I don’t know if I should put a tag on this entry, so that in the future when I ever read it again, I won’t be so shocked that I sound like such a geek, but I AM very excited. It probably started before I even went to Ottawa!
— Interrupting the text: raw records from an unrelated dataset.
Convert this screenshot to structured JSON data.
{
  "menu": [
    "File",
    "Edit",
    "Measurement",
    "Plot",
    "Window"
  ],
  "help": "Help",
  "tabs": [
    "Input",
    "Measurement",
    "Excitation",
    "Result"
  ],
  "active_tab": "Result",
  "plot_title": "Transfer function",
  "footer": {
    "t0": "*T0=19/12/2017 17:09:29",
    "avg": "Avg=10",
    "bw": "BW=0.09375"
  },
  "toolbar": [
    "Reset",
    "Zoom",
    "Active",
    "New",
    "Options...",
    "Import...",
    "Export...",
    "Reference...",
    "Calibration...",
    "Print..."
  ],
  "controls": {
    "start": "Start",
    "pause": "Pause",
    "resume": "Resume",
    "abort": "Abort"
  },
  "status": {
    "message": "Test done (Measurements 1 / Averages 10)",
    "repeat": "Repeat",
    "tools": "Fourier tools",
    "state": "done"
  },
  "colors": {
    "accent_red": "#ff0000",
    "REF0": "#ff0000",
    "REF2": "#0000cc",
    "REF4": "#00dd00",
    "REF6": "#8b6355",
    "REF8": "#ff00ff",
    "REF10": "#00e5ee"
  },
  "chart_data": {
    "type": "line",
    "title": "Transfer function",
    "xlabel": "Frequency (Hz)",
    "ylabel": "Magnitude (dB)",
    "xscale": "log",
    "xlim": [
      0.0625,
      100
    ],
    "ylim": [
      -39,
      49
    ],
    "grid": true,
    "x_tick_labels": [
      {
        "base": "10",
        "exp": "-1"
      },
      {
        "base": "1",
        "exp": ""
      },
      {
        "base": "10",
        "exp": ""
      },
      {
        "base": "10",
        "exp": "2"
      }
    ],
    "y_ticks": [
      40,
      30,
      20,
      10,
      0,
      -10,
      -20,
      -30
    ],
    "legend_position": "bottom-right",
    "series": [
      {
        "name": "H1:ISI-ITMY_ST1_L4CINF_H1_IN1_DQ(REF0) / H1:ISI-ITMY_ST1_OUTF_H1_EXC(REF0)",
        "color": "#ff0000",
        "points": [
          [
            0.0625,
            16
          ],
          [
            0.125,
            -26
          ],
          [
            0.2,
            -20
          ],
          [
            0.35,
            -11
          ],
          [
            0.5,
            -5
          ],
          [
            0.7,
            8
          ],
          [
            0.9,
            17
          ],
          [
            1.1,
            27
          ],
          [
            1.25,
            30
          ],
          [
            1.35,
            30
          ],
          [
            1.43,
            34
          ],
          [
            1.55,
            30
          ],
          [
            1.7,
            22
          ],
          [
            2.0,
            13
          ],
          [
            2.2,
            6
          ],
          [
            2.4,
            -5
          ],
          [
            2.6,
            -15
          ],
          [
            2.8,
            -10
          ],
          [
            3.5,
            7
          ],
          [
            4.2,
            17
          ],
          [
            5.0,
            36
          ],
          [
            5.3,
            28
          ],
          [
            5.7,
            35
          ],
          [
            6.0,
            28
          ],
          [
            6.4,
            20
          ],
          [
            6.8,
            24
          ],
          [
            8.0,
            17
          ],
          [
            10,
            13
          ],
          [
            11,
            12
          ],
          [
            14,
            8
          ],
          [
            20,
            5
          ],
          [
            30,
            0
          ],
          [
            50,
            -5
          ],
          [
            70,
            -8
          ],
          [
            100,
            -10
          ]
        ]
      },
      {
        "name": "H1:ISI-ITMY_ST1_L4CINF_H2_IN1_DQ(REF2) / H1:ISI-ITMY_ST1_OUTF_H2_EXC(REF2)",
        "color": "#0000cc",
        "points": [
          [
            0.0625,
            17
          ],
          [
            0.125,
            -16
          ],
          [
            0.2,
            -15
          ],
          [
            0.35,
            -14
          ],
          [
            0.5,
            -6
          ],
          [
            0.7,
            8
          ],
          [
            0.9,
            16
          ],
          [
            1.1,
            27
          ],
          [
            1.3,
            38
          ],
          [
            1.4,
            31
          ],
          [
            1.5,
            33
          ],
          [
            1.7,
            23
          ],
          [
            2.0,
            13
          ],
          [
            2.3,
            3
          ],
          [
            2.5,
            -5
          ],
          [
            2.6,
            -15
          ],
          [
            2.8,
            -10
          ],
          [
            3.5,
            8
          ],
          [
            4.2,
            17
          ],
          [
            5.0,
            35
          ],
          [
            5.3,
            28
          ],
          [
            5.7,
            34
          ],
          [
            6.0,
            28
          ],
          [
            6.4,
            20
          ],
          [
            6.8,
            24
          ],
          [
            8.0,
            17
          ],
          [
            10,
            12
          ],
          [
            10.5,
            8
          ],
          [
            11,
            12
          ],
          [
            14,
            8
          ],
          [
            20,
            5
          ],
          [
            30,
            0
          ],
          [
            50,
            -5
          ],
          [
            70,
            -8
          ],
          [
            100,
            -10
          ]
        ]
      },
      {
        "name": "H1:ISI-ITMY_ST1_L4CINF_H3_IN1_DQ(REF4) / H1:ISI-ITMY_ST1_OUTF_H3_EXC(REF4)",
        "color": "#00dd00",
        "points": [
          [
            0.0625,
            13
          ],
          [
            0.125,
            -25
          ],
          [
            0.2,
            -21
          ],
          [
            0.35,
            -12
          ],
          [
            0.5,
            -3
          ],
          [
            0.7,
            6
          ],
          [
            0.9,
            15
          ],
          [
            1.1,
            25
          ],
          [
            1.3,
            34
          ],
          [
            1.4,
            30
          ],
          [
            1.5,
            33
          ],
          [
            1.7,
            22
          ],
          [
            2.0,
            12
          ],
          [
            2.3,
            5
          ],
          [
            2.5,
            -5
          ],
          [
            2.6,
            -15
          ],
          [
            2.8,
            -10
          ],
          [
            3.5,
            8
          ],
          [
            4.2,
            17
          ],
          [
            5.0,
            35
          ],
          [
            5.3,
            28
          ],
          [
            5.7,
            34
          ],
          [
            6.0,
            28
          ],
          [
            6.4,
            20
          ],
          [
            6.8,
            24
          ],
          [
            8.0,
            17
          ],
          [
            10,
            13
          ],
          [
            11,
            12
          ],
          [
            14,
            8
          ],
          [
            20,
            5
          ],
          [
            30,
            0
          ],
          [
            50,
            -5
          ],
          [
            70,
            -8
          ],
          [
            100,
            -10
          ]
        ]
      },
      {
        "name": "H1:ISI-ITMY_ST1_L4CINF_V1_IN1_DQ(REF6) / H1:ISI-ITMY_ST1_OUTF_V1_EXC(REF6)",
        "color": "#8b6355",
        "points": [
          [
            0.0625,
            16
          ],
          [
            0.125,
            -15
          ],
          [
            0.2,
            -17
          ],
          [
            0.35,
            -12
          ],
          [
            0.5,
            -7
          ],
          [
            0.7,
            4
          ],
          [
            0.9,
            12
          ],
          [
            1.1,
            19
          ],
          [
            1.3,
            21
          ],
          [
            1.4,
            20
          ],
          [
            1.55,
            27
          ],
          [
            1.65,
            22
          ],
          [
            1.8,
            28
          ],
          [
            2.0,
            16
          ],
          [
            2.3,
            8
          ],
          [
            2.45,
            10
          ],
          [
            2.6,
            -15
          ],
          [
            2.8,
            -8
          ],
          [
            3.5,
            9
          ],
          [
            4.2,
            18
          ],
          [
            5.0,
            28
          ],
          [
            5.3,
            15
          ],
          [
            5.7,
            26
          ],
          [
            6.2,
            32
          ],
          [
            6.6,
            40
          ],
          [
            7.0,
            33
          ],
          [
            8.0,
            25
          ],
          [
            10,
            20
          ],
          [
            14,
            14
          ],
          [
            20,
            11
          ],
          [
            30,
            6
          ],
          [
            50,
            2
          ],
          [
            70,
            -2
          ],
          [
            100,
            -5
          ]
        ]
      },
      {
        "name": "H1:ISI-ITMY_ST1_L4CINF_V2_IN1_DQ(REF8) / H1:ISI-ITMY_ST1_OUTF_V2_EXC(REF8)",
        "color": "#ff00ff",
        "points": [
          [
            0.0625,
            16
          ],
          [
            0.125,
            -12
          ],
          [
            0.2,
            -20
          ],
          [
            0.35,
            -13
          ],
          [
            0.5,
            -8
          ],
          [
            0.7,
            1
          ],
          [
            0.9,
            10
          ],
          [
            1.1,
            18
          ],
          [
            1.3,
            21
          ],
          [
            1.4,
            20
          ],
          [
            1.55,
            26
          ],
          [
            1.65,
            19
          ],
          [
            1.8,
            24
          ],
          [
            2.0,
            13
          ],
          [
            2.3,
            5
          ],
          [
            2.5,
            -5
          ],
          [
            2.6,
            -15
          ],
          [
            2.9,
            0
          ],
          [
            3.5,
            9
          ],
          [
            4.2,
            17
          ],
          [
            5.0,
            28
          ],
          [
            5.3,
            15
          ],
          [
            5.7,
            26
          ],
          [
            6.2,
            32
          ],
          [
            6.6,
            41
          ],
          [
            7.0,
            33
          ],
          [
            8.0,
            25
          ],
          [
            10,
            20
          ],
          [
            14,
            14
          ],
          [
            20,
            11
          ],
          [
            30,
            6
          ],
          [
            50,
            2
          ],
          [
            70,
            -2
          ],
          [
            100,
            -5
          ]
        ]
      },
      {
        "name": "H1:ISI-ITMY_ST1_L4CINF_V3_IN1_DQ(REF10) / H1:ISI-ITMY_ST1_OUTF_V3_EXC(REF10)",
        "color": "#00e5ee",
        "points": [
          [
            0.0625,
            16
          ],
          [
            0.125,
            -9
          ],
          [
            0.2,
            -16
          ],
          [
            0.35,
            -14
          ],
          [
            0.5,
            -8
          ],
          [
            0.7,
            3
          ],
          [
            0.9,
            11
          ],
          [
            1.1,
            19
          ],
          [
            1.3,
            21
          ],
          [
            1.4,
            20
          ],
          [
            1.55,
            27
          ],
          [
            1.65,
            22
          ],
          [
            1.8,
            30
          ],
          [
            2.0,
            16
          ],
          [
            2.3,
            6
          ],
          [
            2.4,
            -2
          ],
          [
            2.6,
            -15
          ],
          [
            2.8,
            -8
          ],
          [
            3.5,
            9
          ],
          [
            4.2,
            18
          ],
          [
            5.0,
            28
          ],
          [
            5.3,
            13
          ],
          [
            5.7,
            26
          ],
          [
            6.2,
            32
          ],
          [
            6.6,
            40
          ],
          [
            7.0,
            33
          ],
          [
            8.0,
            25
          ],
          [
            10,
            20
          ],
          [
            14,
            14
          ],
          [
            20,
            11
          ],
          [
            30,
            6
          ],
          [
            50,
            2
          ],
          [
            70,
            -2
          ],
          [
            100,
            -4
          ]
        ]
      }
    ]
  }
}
First term third year really did me some good, or bad.

May 23, 2006

笑死我啦!!!!

Posted in Uncategorized at 9:31 pm by changisme

Okay, I haven’t had such a good laugh for a long time. 我和二姨聊天,说我毕业干什么的事儿,我说我不喜欢坐办公室,这一年把我坐得烦得不成.我想就当老师了,拿个特殊教育的硕士,挺好.又能时不常地动动,又不是体力活儿.二姨说,我想动,得当导游,刘导!我说,怎么听着跟拍电影儿的似的?她说那还不好??我说,那可不好,没日没夜的.她说,年级轻轻的,怎么这么挑?我说,我反正也不想挣大钱,还不挑点儿?你猜她说什么?
 
她说给我找一活儿,最合适,当保安,要么就遛狗!我妈更乐,说遛狗不好,太费胳膊!
 
笑得我肚子都疼木了. 

May 22, 2006

the drive

Posted in Uncategorized at 8:34 pm by changisme

On the way to shopping, my mom was talking to me about different people all work hard and earn their fortune. Many buy big houses and so on. I said that if I want something, I usually can be wreckless enough to get it. I’m just a go getter, but the fact about earning a fortune is that I really dont’ have the drive.
 
She said, "Okay, that’s because you don’t have a concrete goal. Now, I give you a goal." Your next goal is to buy a house in Vancouver." I was kind of baffled. Wow…
 
I do really understand that she counts on me and I always thought that we will share the same roof when I’m established, but it came out really odd when she actually says it. She said that a year ago, she wanted to buy a house or an apartment but I didn’t want to take care of it, so she didn’t buy it. Somehow she thinks that I’m regretting my short-sightedness and want to work for a house.
 
Really, I didn’t know how to deny it, because it all came out just very very odd.
 
我并不是个不喜欢安定的人,但不知道为什么,一间物质上的房子并不给我什么安全惑,反道让我觉得恐惧,好像是一道枷锁.我也知道有能力,有理想的青年应该是怎么样的;我更知道会孝顺,会牺牲的孩子应该是什么样的,但生活应该不只是如此吧.可能在黄色的石板路尽头,我只不过会找到吹我回家的东风.然而,现在脚下云彩却在飘向另一个方向.